Buddha’s idea of personalization
More than twenty-five centuries ago it was Siddhatta Gotama, the Buddha (the Awakened One), who discovered a different way of understanding and solving this same problem of low self-esteem or inferiority complex. He called this problem "dukkha," which means, “pain," or discomfort both physical and mental. He saw this as the "discomfort of being," (bhava dukkha). The word "being" here refers to “being a self." In other words, this “self-consciousness" or consciousness of being a "self" or having a "personality," is the problem. We tend to personalize and identify ourselves not only with our body and mind, but also with things outside the body, such as our family, our culture, our nation, our job, our financial and social status, our educational qualifications, our achievements, and all such internal and external material and spiritual things that people normally identify with.
This identification is also called “personalization" (upadana) in Buddhism. It is through personalization that we acquire a "personal identity," or "personality.” To "personalize" is to think and feel, "this is mine.” One tends to personalize the body by thinking, "this body is mine." The body becomes a personal property. In the same way one personalizes sensations that arise and pass away in the body. One similarly personalizes perceptions, conceptions, emotions, actions, and consciousness itself, as “mine.” One personalizes, not only the body and the mental processes that continue inside the body; one even personalizes external objects, like one's family members, one's ancestry, one's social status, one's job, one's income, one's house, one's car, one's bank account, and many more such things. The sum total of all that has been personalized becomes one's "self." What has been personalized is what one identifies with, and calls “mine” or “myself.” Then one’s “identity” becomes what one identifies with or personalizes. In other words, the Buddha saw that personality is only a concept, a perspective, which results from personalization of perceived objects such as the body and the mind. It is accompanied by a mental image of how one sees oneself, and is therefore called the “self-image.”
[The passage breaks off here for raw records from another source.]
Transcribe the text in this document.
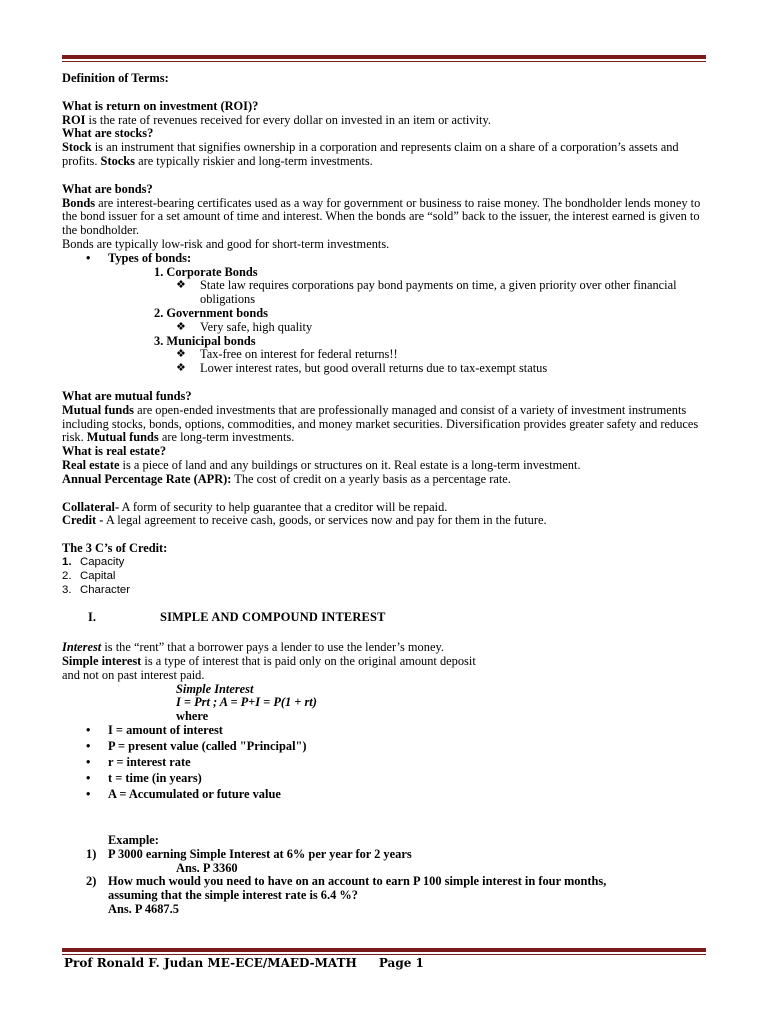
Definition of Terms:

What is return on investment (ROI)?

ROI is the rate of revenues received for every dollar on invested in an item or activity.

What are stocks?

Stock is an instrument that signifies ownership in a corporation and represents claim on a share of a corporation’s assets and profits. Stocks are typically riskier and long-term investments.

What are bonds?

Bonds are interest-bearing certificates used as a way for government or business to raise money. The bondholder lends money to the bond issuer for a set amount of time and interest. When the bonds are “sold” back to the issuer, the interest earned is given to the bondholder.

Bonds are typically low-risk and good for short-term investments.

• Types of bonds:

1. Corporate Bonds

❖ State law requires corporations pay bond payments on time, a given priority over other financial obligations

2. Government bonds

❖ Very safe, high quality

3. Municipal bonds

❖ Tax-free on interest for federal returns!!
❖ Lower interest rates, but good overall returns due to tax-exempt status

What are mutual funds?

Mutual funds are open-ended investments that are professionally managed and consist of a variety of investment instruments including stocks, bonds, options, commodities, and money market securities. Diversification provides greater safety and reduces risk. Mutual funds are long-term investments.

What is real estate?

Real estate is a piece of land and any buildings or structures on it. Real estate is a long-term investment.

Annual Percentage Rate (APR): The cost of credit on a yearly basis as a percentage rate.

Collateral- A form of security to help guarantee that a creditor will be repaid.

Credit - A legal agreement to receive cash, goods, or services now and pay for them in the future.

The 3 C’s of Credit:

1. Capacity
2. Capital
3. Character
I.	SIMPLE AND COMPOUND INTEREST

Interest is the “rent” that a borrower pays a lender to use the lender’s money.

Simple interest is a type of interest that is paid only on the original amount deposit

and not on past interest paid.

Simple Interest

I = Prt ; A = P+I = P(1 + rt)

where

• I = amount of interest
• P = present value (called "Principal")
• r = interest rate
• t = time (in years)
• A = Accumulated or future value

Example:

1) P 3000 earning Simple Interest at 6% per year for 2 years
Ans. P 3360
2) How much would you need to have on an account to earn P 100 simple interest in four months,
assuming that the simple interest rate is 6.4 %?
Ans. P 4687.5
Prof Ronald F. Judan ME-ECE/MAED-MATH Page 1
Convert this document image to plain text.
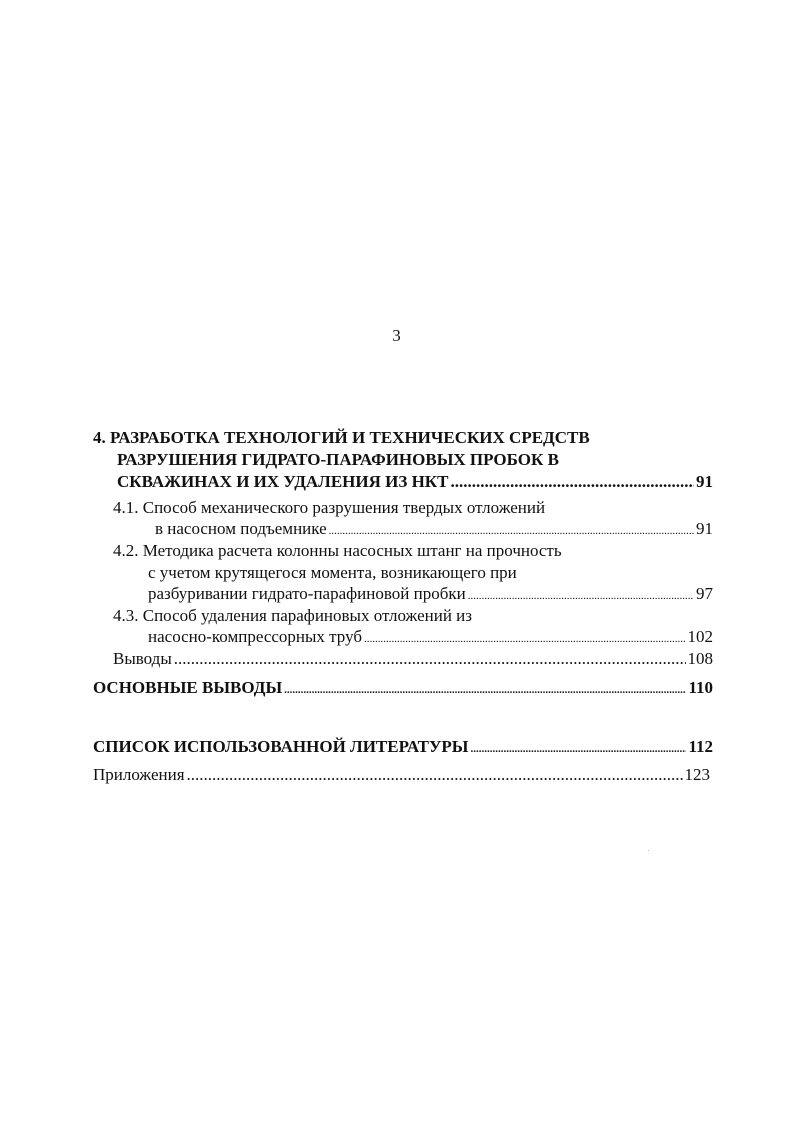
3
4. РАЗРАБОТКА ТЕХНОЛОГИЙ И ТЕХНИЧЕСКИХ СРЕДСТВ
РАЗРУШЕНИЯ ГИДРАТО-ПАРАФИНОВЫХ ПРОБОК В
СКВАЖИНАХ И ИХ УДАЛЕНИЯ ИЗ НКТ .....	91
4.1. Способ механического разрушения твердых отложений
в насосном подъемнике .....	91
4.2. Методика расчета колонны насосных штанг на прочность
с учетом крутящегося момента, возникающего при
разбуривании гидрато-парафиновой пробки .....	97
4.3. Способ удаления парафиновых отложений из
насосно-компрессорных труб .....	102
Выводы .....	108
ОСНОВНЫЕ ВЫВОДЫ .....	110
СПИСОК ИСПОЛЬЗОВАННОЙ ЛИТЕРАТУРЫ .....	112
Приложения .....	123
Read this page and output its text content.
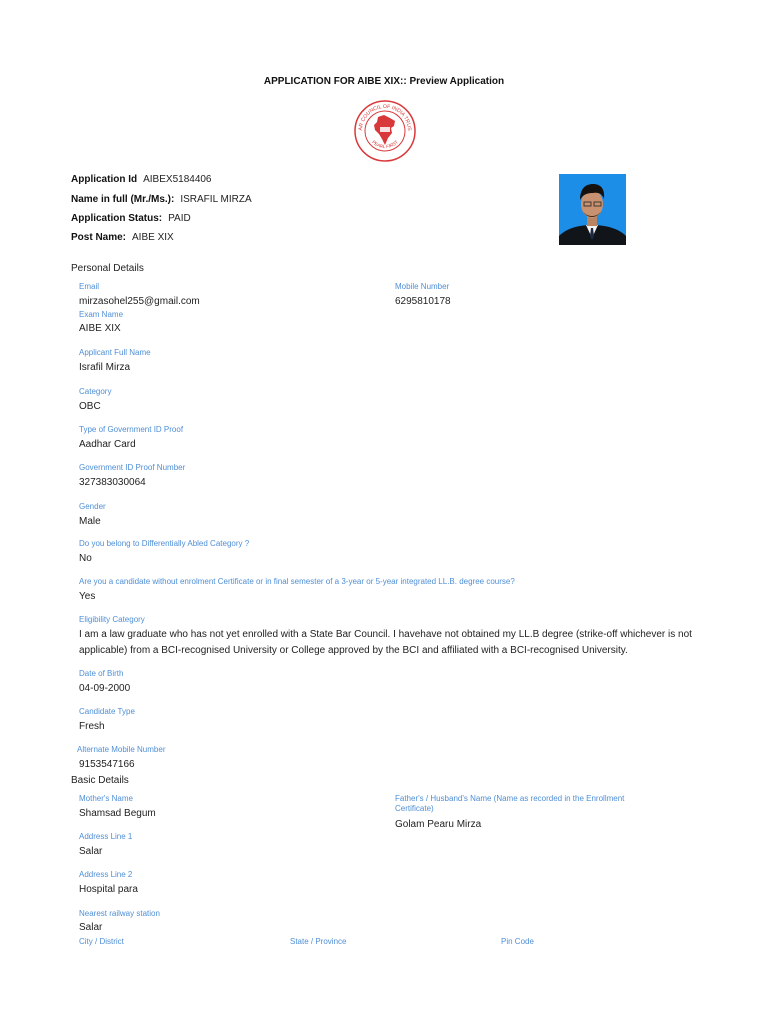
APPLICATION FOR AIBE XIX:: Preview Application
AR COUNCIL OF INDIA TRUS
PEARL FIRST
Application Id AIBEX5184406
Name in full (Mr./Ms.): ISRAFIL MIRZA
Application Status: PAID
Post Name: AIBE XIX
Personal Details
Email
mirzasohel255@gmail.com
Mobile Number
6295810178
Exam Name
AIBE XIX
Applicant Full Name
Israfil Mirza
Category
OBC
Type of Government ID Proof
Aadhar Card
Government ID Proof Number
327383030064
Gender
Male
Do you belong to Differentially Abled Category ?
No
Are you a candidate without enrolment Certificate or in final semester of a 3-year or 5-year integrated LL.B. degree course?
Yes
Eligibility Category
I am a law graduate who has not yet enrolled with a State Bar Council. I havehave not obtained my LL.B degree (strike-off whichever is not applicable) from a BCI-recognised University or College approved by the BCI and affiliated with a BCI-recognised University.
Date of Birth
04-09-2000
Candidate Type
Fresh
Alternate Mobile Number
9153547166
Basic Details
Mother's Name
Shamsad Begum
Father's / Husband's Name (Name as recorded in the Enrollment Certificate)
Golam Pearu Mirza
Address Line 1
Salar
Address Line 2
Hospital para
Nearest railway station
Salar
City / District	State / Province	Pin Code
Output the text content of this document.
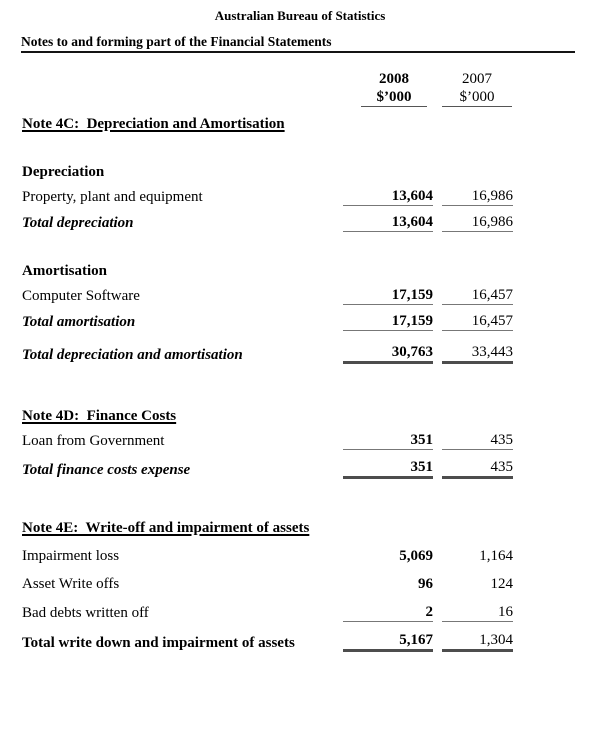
Australian Bureau of Statistics
Notes to and forming part of the Financial Statements
2008
$’000
2007
$’000
Note 4C:  Depreciation and Amortisation
Depreciation
Property, plant and equipment	13,604	16,986
Total depreciation	13,604	16,986
Amortisation
Computer Software	17,159	16,457
Total amortisation	17,159	16,457
Total depreciation and amortisation	30,763	33,443
Note 4D:  Finance Costs
Loan from Government	351	435
Total finance costs expense	351	435
Note 4E:  Write-off and impairment of assets
Impairment loss	5,069	1,164
Asset Write offs	96	124
Bad debts written off	2	16
Total write down and impairment of assets	5,167	1,304
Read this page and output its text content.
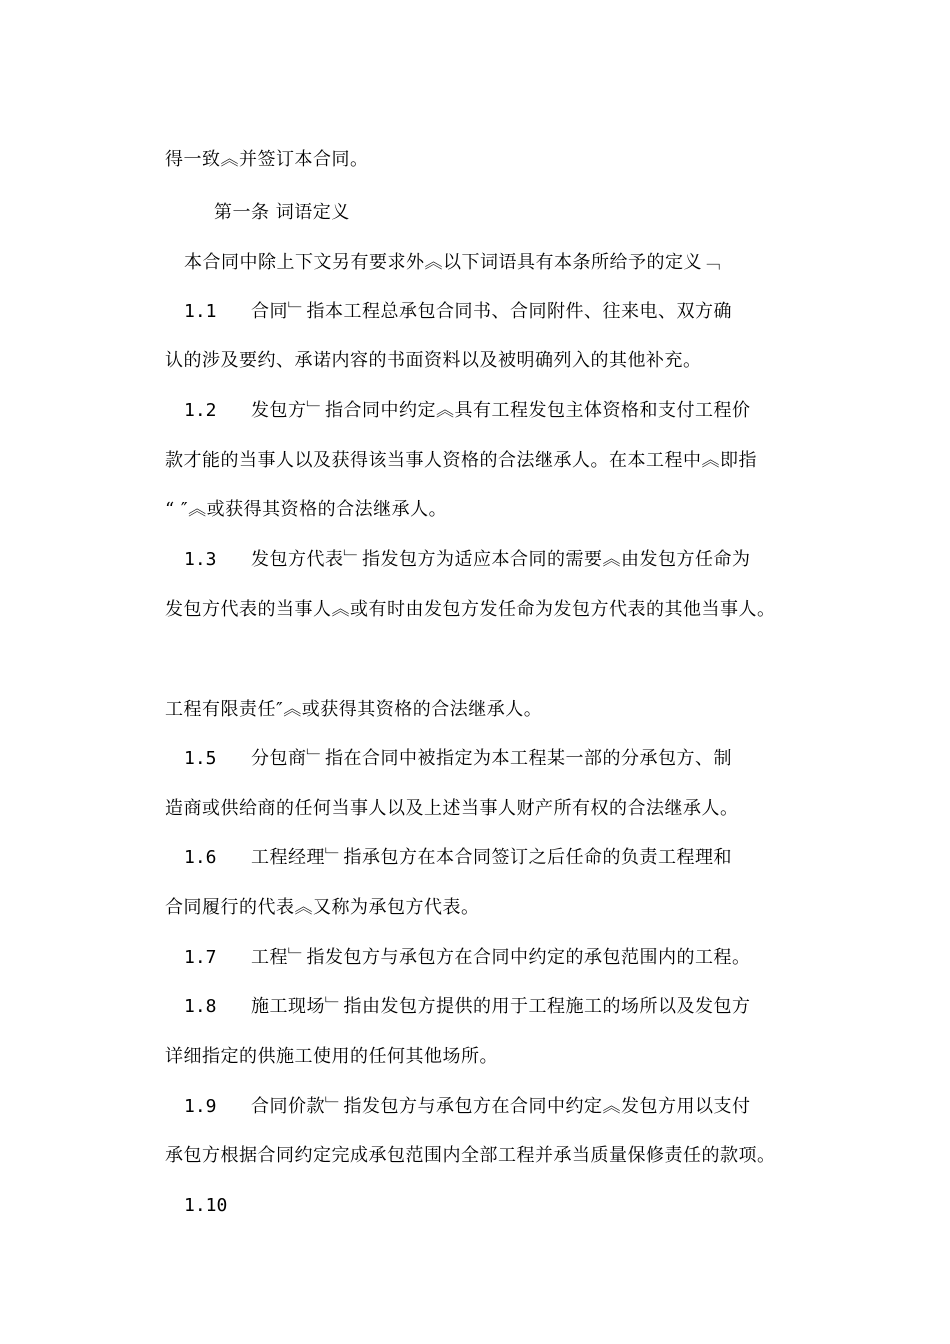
得一致︽并签订本合同。
第一条 词语定义
本合同中除上下文另有要求外︽以下词语具有本条所给予的定义﹁
1.1 合同﹂指本工程总承包合同书、合同附件、往来电、双方确
认的涉及要约、承诺内容的书面资料以及被明确列入的其他补充。
1.2 发包方﹂指合同中约定︽具有工程发包主体资格和支付工程价
款才能的当事人以及获得该当事人资格的合法继承人。在本工程中︽即指
“ ″︽或获得其资格的合法继承人。
1.3 发包方代表﹂指发包方为适应本合同的需要︽由发包方任命为
发包方代表的当事人︽或有时由发包方发任命为发包方代表的其他当事人。
工程有限责任″︽或获得其资格的合法继承人。
1.5 分包商﹂指在合同中被指定为本工程某一部的分承包方、制
造商或供给商的任何当事人以及上述当事人财产所有权的合法继承人。
1.6 工程经理﹂指承包方在本合同签订之后任命的负责工程理和
合同履行的代表︽又称为承包方代表。
1.7 工程﹂指发包方与承包方在合同中约定的承包范围内的工程。
1.8 施工现场﹂指由发包方提供的用于工程施工的场所以及发包方
详细指定的供施工使用的任何其他场所。
1.9 合同价款﹂指发包方与承包方在合同中约定︽发包方用以支付
承包方根据合同约定完成承包范围内全部工程并承当质量保修责任的款项。
1.10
Having "personalized" things and having thus created a "self-image," or personality perspective (sakkayaditthi), one then begins to compare these “personalized objects" (upadhi) with those of others. In other words, having identified one's "self" this way, one begins to compare oneself with other selves (mana). Not only does one compare one's body or mind with that of another, one even compares one's social or economic status, one's house, one’s car or any other personalized property. By comparing this way, one begins to feel inferior (hina mana), superior (seyya mana) or equal (sadisi mana). This is how the problem of self-esteem begins. Personalization results in a personality, which is seen as one's "self," and this self-consciousness leads to comparison with other such selves, resulting in the low "self-esteem,” "inferiority complex," and the whole host of psychological problems described above. They are all the consequence of personalization and the formation of the notion of "self." The painful experiences recounted above are all the result of this personalisation. It may be true that out of all the animals in the world, the human being is the only animal that is aware of a “self.” This does not, however, mean that this “self-consciousness” has to be preserved despite its painful consequences.